Students are permitted to continue work on assignments beyond the due date if a grade has not posted. Once a grade post for the assignment, no further progress on the assignment can be made.
Academic Honesty#
Cheating, plagiarism, and any other forms of academic dishonesty will not be tolerated
COVID-19#
Mask Mandate#
Face Masks: Masks covering both the mouth and nose must be worn at all times by all students, faculty, and staff while on campus and inside any building regardless of vaccination status. If you do not wear a mask, you will be asked to leave the classroom and will not be allowed back in class unless or until you wear a mask. If you have forgotten your mask, you may pick one up from one of the student information desks on campus during the first two weeks of campus. Students who do not comply with the mask-wearing policy will be reported to the Dean of Students. Eating and drinking are not allowed in classrooms.
COVID Procedures#
My expectation is what is given on the FAQ Covid page, where the latest "Circle Back to Campus" newsletter is from. My understanding is that we will all be vaccinated (or be tested regularly), meet masked and in person in our classroom, without extra physical distancing. Of course this could all change! Should there be the need to go back to online only, our plan is to have synchronous class online using Zoom. We will make every effort to have all classes recorded so those who need to can watch a class recording asynchronously if needed for Covid reasons. Email me if you know you will need to attend class remotely because of Covid, and we can figure out a reasonable adjustment. This does not apply to you if you simply miss class and watch the recording remotely some day(s), or miss lab for non-Covid reasons. We have selected the streaming option for class recordings. While I haven't tried this before, it is myunderstanding that you should be able to watch the class live, remotely, by selecting the option under the Echo360 link on the course Blackboard page (see link to Blackboard in the Navigation bar).

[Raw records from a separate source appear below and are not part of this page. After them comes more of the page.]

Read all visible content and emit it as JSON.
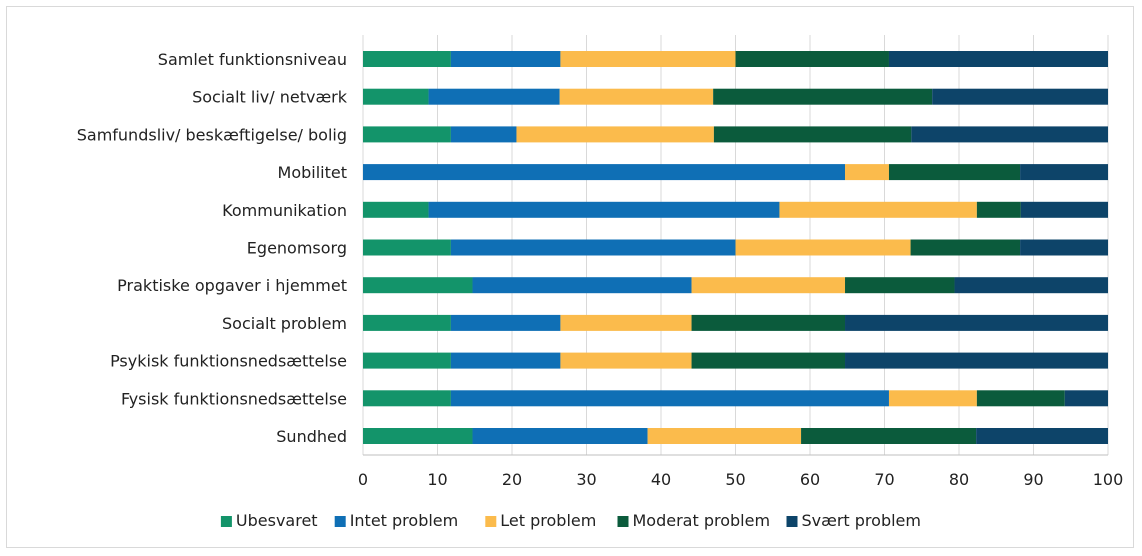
{
  "chart_data": {
    "type": "bar",
    "orientation": "horizontal",
    "stacked": true,
    "title": "",
    "xlabel": "",
    "ylabel": "",
    "xlim": [
      0,
      100
    ],
    "x_ticks": [
      "0",
      "10",
      "20",
      "30",
      "40",
      "50",
      "60",
      "70",
      "80",
      "90",
      "100"
    ],
    "grid": "vertical",
    "legend_position": "bottom",
    "categories": [
      "Samlet funktionsniveau",
      "Socialt liv/ netværk",
      "Samfundsliv/ beskæftigelse/ bolig",
      "Mobilitet",
      "Kommunikation",
      "Egenomsorg",
      "Praktiske opgaver i hjemmet",
      "Socialt problem",
      "Psykisk funktionsnedsættelse",
      "Fysisk funktionsnedsættelse",
      "Sundhed"
    ],
    "series": [
      {
        "name": "Ubesvaret",
        "color": "#13946a",
        "values": [
          11.8,
          8.8,
          11.8,
          0,
          8.8,
          11.8,
          14.7,
          11.8,
          11.8,
          11.8,
          14.7
        ]
      },
      {
        "name": "Intet problem",
        "color": "#0f6fb5",
        "values": [
          14.7,
          17.6,
          8.8,
          64.7,
          47.1,
          38.2,
          29.4,
          14.7,
          14.7,
          58.8,
          23.5
        ]
      },
      {
        "name": "Let problem",
        "color": "#fbbb4c",
        "values": [
          23.5,
          20.6,
          26.5,
          5.9,
          26.5,
          23.5,
          20.6,
          17.6,
          17.6,
          11.8,
          20.6
        ]
      },
      {
        "name": "Moderat problem",
        "color": "#0b5b3c",
        "values": [
          20.6,
          29.4,
          26.5,
          17.6,
          5.9,
          14.7,
          14.7,
          20.6,
          20.6,
          11.8,
          23.5
        ]
      },
      {
        "name": "Svært problem",
        "color": "#0d4469",
        "values": [
          29.4,
          23.6,
          26.4,
          11.8,
          11.7,
          11.8,
          20.6,
          35.3,
          35.3,
          5.8,
          17.7
        ]
      }
    ]
  }
}
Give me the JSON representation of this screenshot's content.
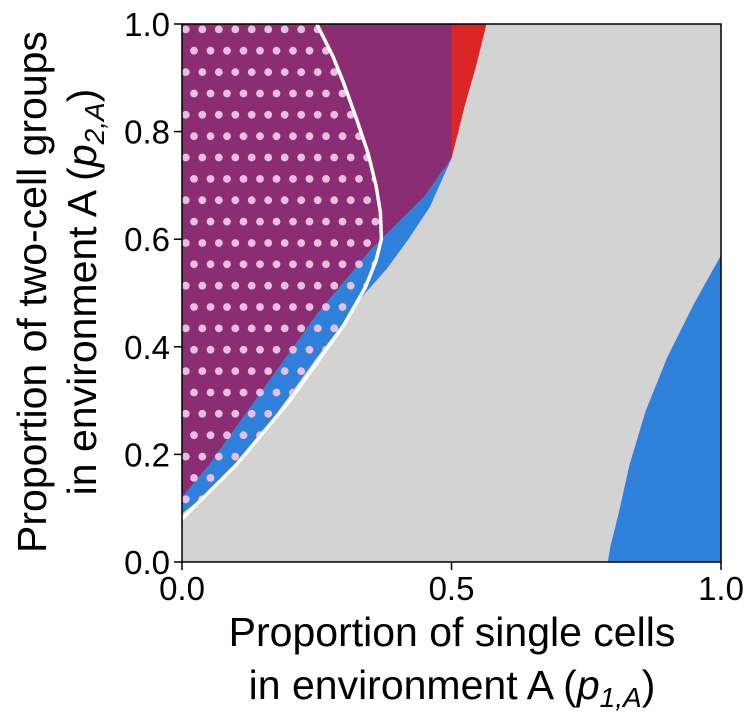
{
  "chart_data": {
    "type": "heatmap",
    "xlabel_lines": [
      "Proportion of single cells",
      "in environment A ("
    ],
    "xlabel_symbol": "p",
    "xlabel_subscript": "1,A",
    "xlabel_close": ")",
    "ylabel_lines": [
      "Proportion of two-cell groups",
      "in environment A ("
    ],
    "ylabel_symbol": "p",
    "ylabel_subscript": "2,A",
    "ylabel_close": ")",
    "xlim": [
      0.0,
      1.0
    ],
    "ylim": [
      0.0,
      1.0
    ],
    "x_ticks": [
      {
        "value": 0.0,
        "label": "0.0"
      },
      {
        "value": 0.5,
        "label": "0.5"
      },
      {
        "value": 1.0,
        "label": "1.0"
      }
    ],
    "y_ticks": [
      {
        "value": 0.0,
        "label": "0.0"
      },
      {
        "value": 0.2,
        "label": "0.2"
      },
      {
        "value": 0.4,
        "label": "0.4"
      },
      {
        "value": 0.6,
        "label": "0.6"
      },
      {
        "value": 0.8,
        "label": "0.8"
      },
      {
        "value": 1.0,
        "label": "1.0"
      }
    ],
    "grid": false,
    "colors": {
      "background_region": "#d3d3d3",
      "purple_region": "#8b2d73",
      "blue_region": "#2f80da",
      "red_region": "#dc2525",
      "boundary_line": "#ffffff",
      "dots": "#e8bfe0"
    },
    "regions": [
      {
        "id": "purple",
        "color": "purple_region",
        "points": [
          [
            0,
            1
          ],
          [
            0.5,
            1
          ],
          [
            0.5,
            0.75
          ],
          [
            0.45,
            0.68
          ],
          [
            0.4,
            0.63
          ],
          [
            0.35,
            0.58
          ],
          [
            0.3,
            0.52
          ],
          [
            0.25,
            0.46
          ],
          [
            0.2,
            0.39
          ],
          [
            0.15,
            0.32
          ],
          [
            0.1,
            0.25
          ],
          [
            0.05,
            0.18
          ],
          [
            0,
            0.12
          ]
        ]
      },
      {
        "id": "blue-left",
        "color": "blue_region",
        "points": [
          [
            0,
            0.12
          ],
          [
            0.05,
            0.18
          ],
          [
            0.1,
            0.25
          ],
          [
            0.15,
            0.32
          ],
          [
            0.2,
            0.39
          ],
          [
            0.25,
            0.46
          ],
          [
            0.3,
            0.52
          ],
          [
            0.35,
            0.58
          ],
          [
            0.4,
            0.63
          ],
          [
            0.45,
            0.68
          ],
          [
            0.5,
            0.75
          ],
          [
            0.46,
            0.66
          ],
          [
            0.42,
            0.6
          ],
          [
            0.38,
            0.545
          ],
          [
            0.34,
            0.5
          ],
          [
            0.3,
            0.445
          ],
          [
            0.25,
            0.38
          ],
          [
            0.2,
            0.31
          ],
          [
            0.15,
            0.24
          ],
          [
            0.1,
            0.18
          ],
          [
            0.05,
            0.13
          ],
          [
            0,
            0.09
          ]
        ]
      },
      {
        "id": "red",
        "color": "red_region",
        "points": [
          [
            0.5,
            1
          ],
          [
            0.565,
            1
          ],
          [
            0.545,
            0.92
          ],
          [
            0.525,
            0.85
          ],
          [
            0.5,
            0.75
          ]
        ]
      },
      {
        "id": "blue-right",
        "color": "blue_region",
        "points": [
          [
            0.79,
            0
          ],
          [
            1,
            0
          ],
          [
            1,
            0.57
          ],
          [
            0.95,
            0.48
          ],
          [
            0.9,
            0.38
          ],
          [
            0.86,
            0.28
          ],
          [
            0.83,
            0.18
          ],
          [
            0.81,
            0.09
          ],
          [
            0.795,
            0.03
          ]
        ]
      }
    ],
    "boundary_curve": [
      [
        0,
        0.08
      ],
      [
        0.05,
        0.13
      ],
      [
        0.1,
        0.18
      ],
      [
        0.15,
        0.24
      ],
      [
        0.2,
        0.3
      ],
      [
        0.25,
        0.37
      ],
      [
        0.3,
        0.44
      ],
      [
        0.34,
        0.51
      ],
      [
        0.36,
        0.56
      ],
      [
        0.37,
        0.6
      ],
      [
        0.368,
        0.65
      ],
      [
        0.36,
        0.7
      ],
      [
        0.345,
        0.76
      ],
      [
        0.325,
        0.82
      ],
      [
        0.3,
        0.89
      ],
      [
        0.28,
        0.94
      ],
      [
        0.25,
        1.0
      ]
    ],
    "dot_grid": {
      "x_start": 0.007,
      "x_step": 0.0306,
      "y_start": 0.99,
      "y_step": 0.0397,
      "radius_fraction": 0.0072
    }
  }
}
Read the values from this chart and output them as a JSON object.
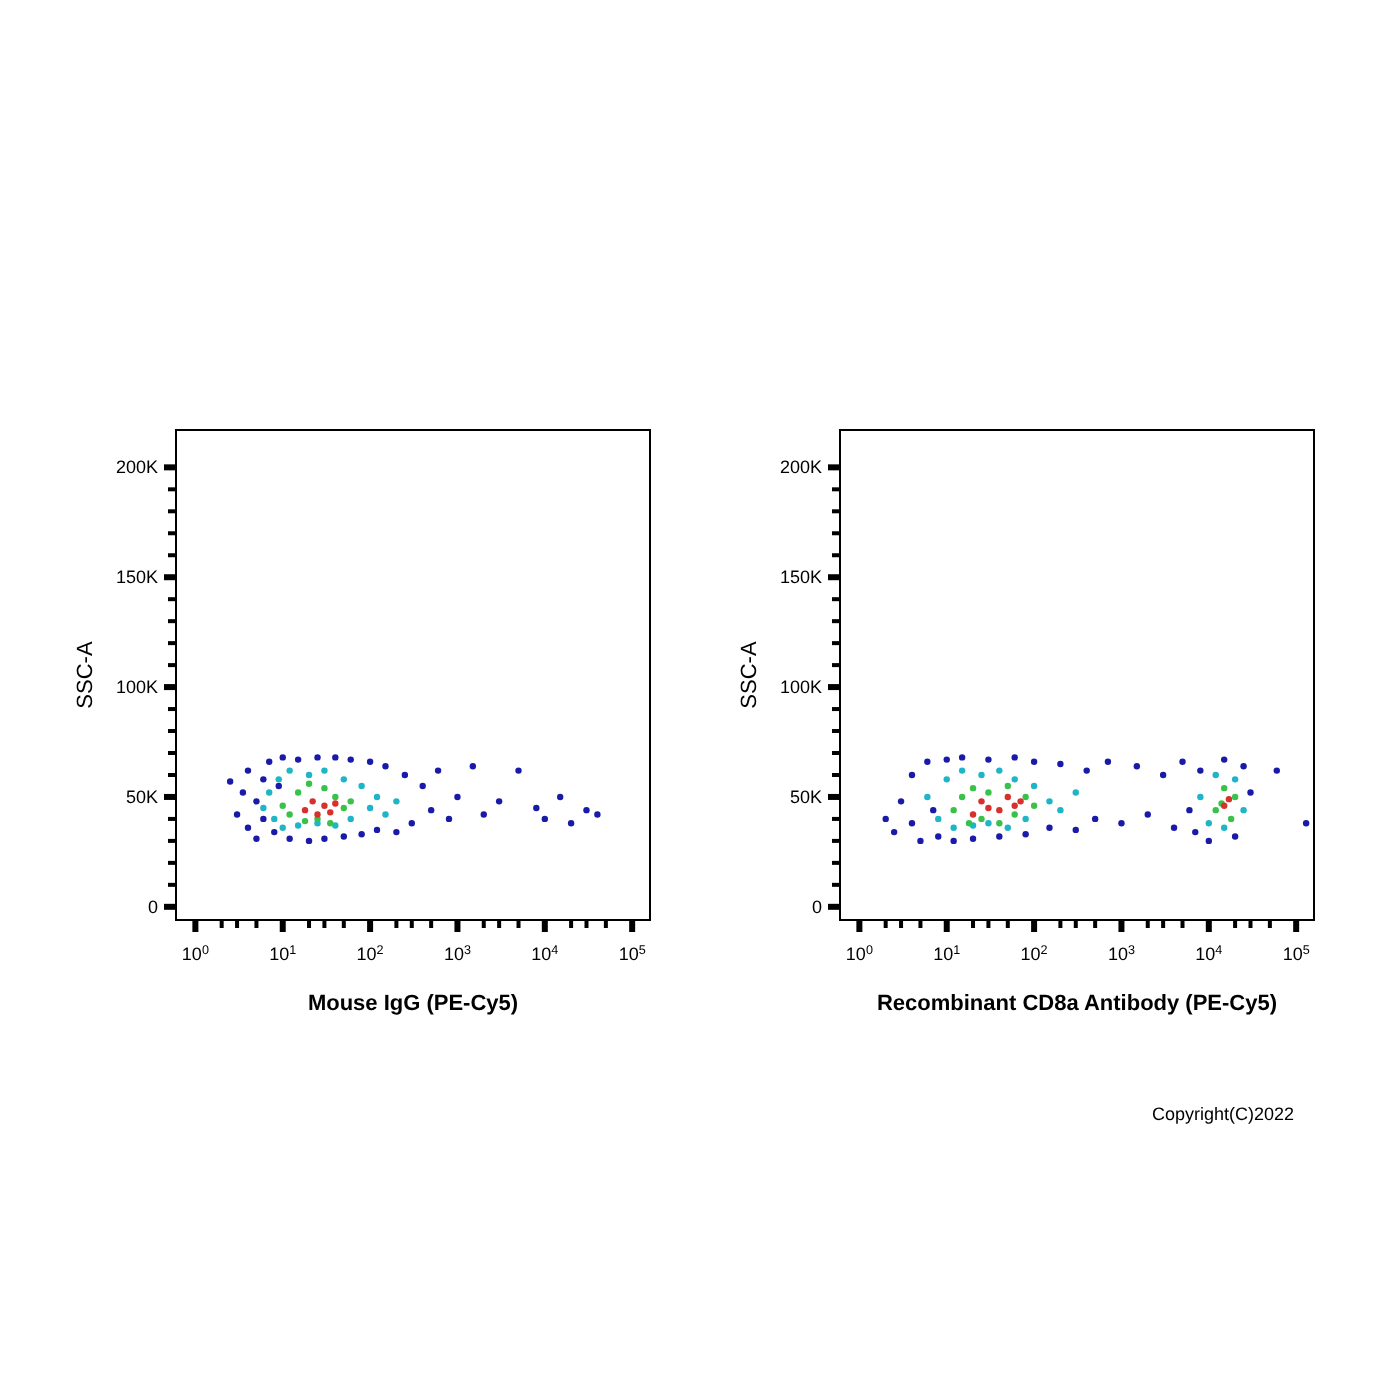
{
  "chart_data": [
    {
      "type": "scatter",
      "xlabel": "Mouse IgG (PE-Cy5)",
      "ylabel": "SSC-A",
      "log": "x",
      "marker": "circle",
      "grid": false,
      "xlim": [
        0.6,
        160000
      ],
      "ylim": [
        -6000,
        217000
      ],
      "xticks": [
        {
          "value": 1,
          "label": "10$^{0}$"
        },
        {
          "value": 2,
          "label": null
        },
        {
          "value": 3,
          "label": null
        },
        {
          "value": 5,
          "label": null
        },
        {
          "value": 10,
          "label": "10$^{1}$"
        },
        {
          "value": 20,
          "label": null
        },
        {
          "value": 30,
          "label": null
        },
        {
          "value": 50,
          "label": null
        },
        {
          "value": 100,
          "label": "10$^{2}$"
        },
        {
          "value": 200,
          "label": null
        },
        {
          "value": 300,
          "label": null
        },
        {
          "value": 500,
          "label": null
        },
        {
          "value": 1000,
          "label": "10$^{3}$"
        },
        {
          "value": 2000,
          "label": null
        },
        {
          "value": 3000,
          "label": null
        },
        {
          "value": 5000,
          "label": null
        },
        {
          "value": 10000,
          "label": "10$^{4}$"
        },
        {
          "value": 20000,
          "label": null
        },
        {
          "value": 30000,
          "label": null
        },
        {
          "value": 50000,
          "label": null
        },
        {
          "value": 100000,
          "label": "10$^{5}$"
        }
      ],
      "yticks": [
        {
          "value": 0,
          "label": "0"
        },
        {
          "value": 10000,
          "label": null
        },
        {
          "value": 20000,
          "label": null
        },
        {
          "value": 30000,
          "label": null
        },
        {
          "value": 40000,
          "label": null
        },
        {
          "value": 50000,
          "label": "50K"
        },
        {
          "value": 60000,
          "label": null
        },
        {
          "value": 70000,
          "label": null
        },
        {
          "value": 80000,
          "label": null
        },
        {
          "value": 90000,
          "label": null
        },
        {
          "value": 100000,
          "label": "100K"
        },
        {
          "value": 110000,
          "label": null
        },
        {
          "value": 120000,
          "label": null
        },
        {
          "value": 130000,
          "label": null
        },
        {
          "value": 140000,
          "label": null
        },
        {
          "value": 150000,
          "label": "150K"
        },
        {
          "value": 160000,
          "label": null
        },
        {
          "value": 170000,
          "label": null
        },
        {
          "value": 180000,
          "label": null
        },
        {
          "value": 190000,
          "label": null
        },
        {
          "value": 200000,
          "label": "200K"
        }
      ],
      "series": [
        {
          "color": "#1a1aa8",
          "x": [
            2.5,
            3,
            3.5,
            4,
            4,
            5,
            5,
            6,
            6,
            7,
            8,
            9,
            10,
            12,
            15,
            20,
            25,
            30,
            40,
            50,
            60,
            80,
            100,
            120,
            150,
            200,
            250,
            300,
            400,
            500,
            600,
            800,
            1000,
            1500,
            2000,
            3000,
            5000,
            8000,
            10000,
            15000,
            20000,
            30000,
            40000
          ],
          "values": [
            57000,
            42000,
            52000,
            36000,
            62000,
            48000,
            31000,
            58000,
            40000,
            66000,
            34000,
            55000,
            68000,
            31000,
            67000,
            30000,
            68000,
            31000,
            68000,
            32000,
            67000,
            33000,
            66000,
            35000,
            64000,
            34000,
            60000,
            38000,
            55000,
            44000,
            62000,
            40000,
            50000,
            64000,
            42000,
            48000,
            62000,
            45000,
            40000,
            50000,
            38000,
            44000,
            42000
          ]
        },
        {
          "color": "#1fb5c8",
          "x": [
            6,
            7,
            8,
            9,
            10,
            12,
            15,
            20,
            25,
            30,
            40,
            50,
            60,
            80,
            100,
            120,
            150,
            200
          ],
          "values": [
            45000,
            52000,
            40000,
            58000,
            36000,
            62000,
            37000,
            60000,
            38000,
            62000,
            37000,
            58000,
            40000,
            55000,
            45000,
            50000,
            42000,
            48000
          ]
        },
        {
          "color": "#39c24a",
          "x": [
            10,
            12,
            15,
            18,
            20,
            25,
            30,
            35,
            40,
            50,
            60
          ],
          "values": [
            46000,
            42000,
            52000,
            39000,
            56000,
            40000,
            54000,
            38000,
            50000,
            45000,
            48000
          ]
        },
        {
          "color": "#d8302a",
          "x": [
            18,
            22,
            25,
            30,
            35,
            40
          ],
          "values": [
            44000,
            48000,
            42000,
            46000,
            43000,
            47000
          ]
        }
      ]
    },
    {
      "type": "scatter",
      "xlabel": "Recombinant CD8a Antibody (PE-Cy5)",
      "ylabel": "SSC-A",
      "log": "x",
      "marker": "circle",
      "grid": false,
      "xlim": [
        0.6,
        160000
      ],
      "ylim": [
        -6000,
        217000
      ],
      "xticks": [
        {
          "value": 1,
          "label": "10$^{0}$"
        },
        {
          "value": 2,
          "label": null
        },
        {
          "value": 3,
          "label": null
        },
        {
          "value": 5,
          "label": null
        },
        {
          "value": 10,
          "label": "10$^{1}$"
        },
        {
          "value": 20,
          "label": null
        },
        {
          "value": 30,
          "label": null
        },
        {
          "value": 50,
          "label": null
        },
        {
          "value": 100,
          "label": "10$^{2}$"
        },
        {
          "value": 200,
          "label": null
        },
        {
          "value": 300,
          "label": null
        },
        {
          "value": 500,
          "label": null
        },
        {
          "value": 1000,
          "label": "10$^{3}$"
        },
        {
          "value": 2000,
          "label": null
        },
        {
          "value": 3000,
          "label": null
        },
        {
          "value": 5000,
          "label": null
        },
        {
          "value": 10000,
          "label": "10$^{4}$"
        },
        {
          "value": 20000,
          "label": null
        },
        {
          "value": 30000,
          "label": null
        },
        {
          "value": 50000,
          "label": null
        },
        {
          "value": 100000,
          "label": "10$^{5}$"
        }
      ],
      "yticks": [
        {
          "value": 0,
          "label": "0"
        },
        {
          "value": 10000,
          "label": null
        },
        {
          "value": 20000,
          "label": null
        },
        {
          "value": 30000,
          "label": null
        },
        {
          "value": 40000,
          "label": null
        },
        {
          "value": 50000,
          "label": "50K"
        },
        {
          "value": 60000,
          "label": null
        },
        {
          "value": 70000,
          "label": null
        },
        {
          "value": 80000,
          "label": null
        },
        {
          "value": 90000,
          "label": null
        },
        {
          "value": 100000,
          "label": "100K"
        },
        {
          "value": 110000,
          "label": null
        },
        {
          "value": 120000,
          "label": null
        },
        {
          "value": 130000,
          "label": null
        },
        {
          "value": 140000,
          "label": null
        },
        {
          "value": 150000,
          "label": "150K"
        },
        {
          "value": 160000,
          "label": null
        },
        {
          "value": 170000,
          "label": null
        },
        {
          "value": 180000,
          "label": null
        },
        {
          "value": 190000,
          "label": null
        },
        {
          "value": 200000,
          "label": "200K"
        }
      ],
      "annotations": [
        "Copyright(C)2022"
      ],
      "series": [
        {
          "color": "#1a1aa8",
          "x": [
            2,
            2.5,
            3,
            4,
            4,
            5,
            6,
            7,
            8,
            10,
            12,
            15,
            20,
            30,
            40,
            60,
            80,
            100,
            150,
            200,
            300,
            400,
            500,
            700,
            1000,
            1500,
            2000,
            3000,
            4000,
            5000,
            6000,
            7000,
            8000,
            10000,
            15000,
            20000,
            25000,
            30000,
            60000,
            130000
          ],
          "values": [
            40000,
            34000,
            48000,
            60000,
            38000,
            30000,
            66000,
            44000,
            32000,
            67000,
            30000,
            68000,
            31000,
            67000,
            32000,
            68000,
            33000,
            66000,
            36000,
            65000,
            35000,
            62000,
            40000,
            66000,
            38000,
            64000,
            42000,
            60000,
            36000,
            66000,
            44000,
            34000,
            62000,
            30000,
            67000,
            32000,
            64000,
            52000,
            62000,
            38000
          ]
        },
        {
          "color": "#1fb5c8",
          "x": [
            6,
            8,
            10,
            12,
            15,
            20,
            25,
            30,
            40,
            50,
            60,
            80,
            100,
            150,
            200,
            300,
            10000,
            12000,
            15000,
            20000,
            25000,
            8000
          ],
          "values": [
            50000,
            40000,
            58000,
            36000,
            62000,
            37000,
            60000,
            38000,
            62000,
            36000,
            58000,
            40000,
            55000,
            48000,
            44000,
            52000,
            38000,
            60000,
            36000,
            58000,
            44000,
            50000
          ]
        },
        {
          "color": "#39c24a",
          "x": [
            12,
            15,
            18,
            20,
            25,
            30,
            40,
            50,
            60,
            80,
            100,
            12000,
            15000,
            18000,
            20000,
            14000
          ],
          "values": [
            44000,
            50000,
            38000,
            54000,
            40000,
            52000,
            38000,
            55000,
            42000,
            50000,
            46000,
            44000,
            54000,
            40000,
            50000,
            47000
          ]
        },
        {
          "color": "#d8302a",
          "x": [
            20,
            25,
            30,
            40,
            50,
            60,
            70,
            15000,
            17000
          ],
          "values": [
            42000,
            48000,
            45000,
            44000,
            50000,
            46000,
            48000,
            46000,
            49000
          ]
        }
      ]
    }
  ]
}
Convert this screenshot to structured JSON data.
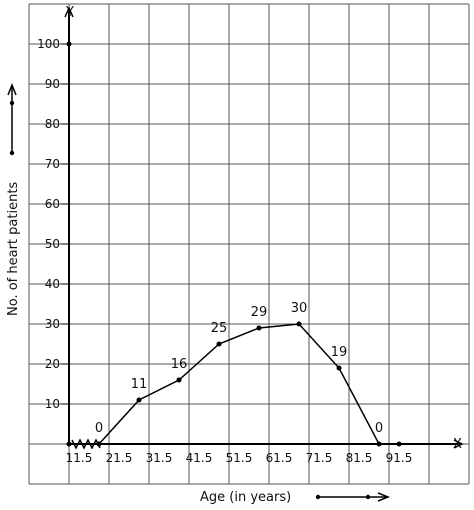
{
  "chart_data": {
    "type": "line",
    "title": "",
    "xlabel": "Age (in years)",
    "ylabel": "No. of heart patients",
    "x_axis_letter": "X",
    "y_axis_letter": "Y",
    "x_ticks": [
      "11.5",
      "21.5",
      "31.5",
      "41.5",
      "51.5",
      "61.5",
      "71.5",
      "81.5",
      "91.5"
    ],
    "y_ticks": [
      "10",
      "20",
      "30",
      "40",
      "50",
      "60",
      "70",
      "80",
      "90",
      "100"
    ],
    "ylim": [
      0,
      100
    ],
    "grid": true,
    "axis_break": true,
    "series": [
      {
        "x": [
          16.5,
          26.5,
          36.5,
          46.5,
          56.5,
          66.5,
          76.5,
          86.5
        ],
        "values": [
          0,
          11,
          16,
          25,
          29,
          30,
          19,
          0
        ],
        "labels": [
          "0",
          "11",
          "16",
          "25",
          "29",
          "30",
          "19",
          "0"
        ]
      }
    ]
  }
}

Disability Services, Letters of Accommodation (LOA)#
Refer as needed to the UIC campus disability services policy which applies to students in this class. If you have special circumstances such as a letter of accommodation (LOA) from the UIC Disability office, then please indicate this to me directly via email along with a copy of your letter, and remind me before each exam of any accommodations needed.
Disclaimer#
This syllabus is subject to change at the instructor's discretion with prior student notification.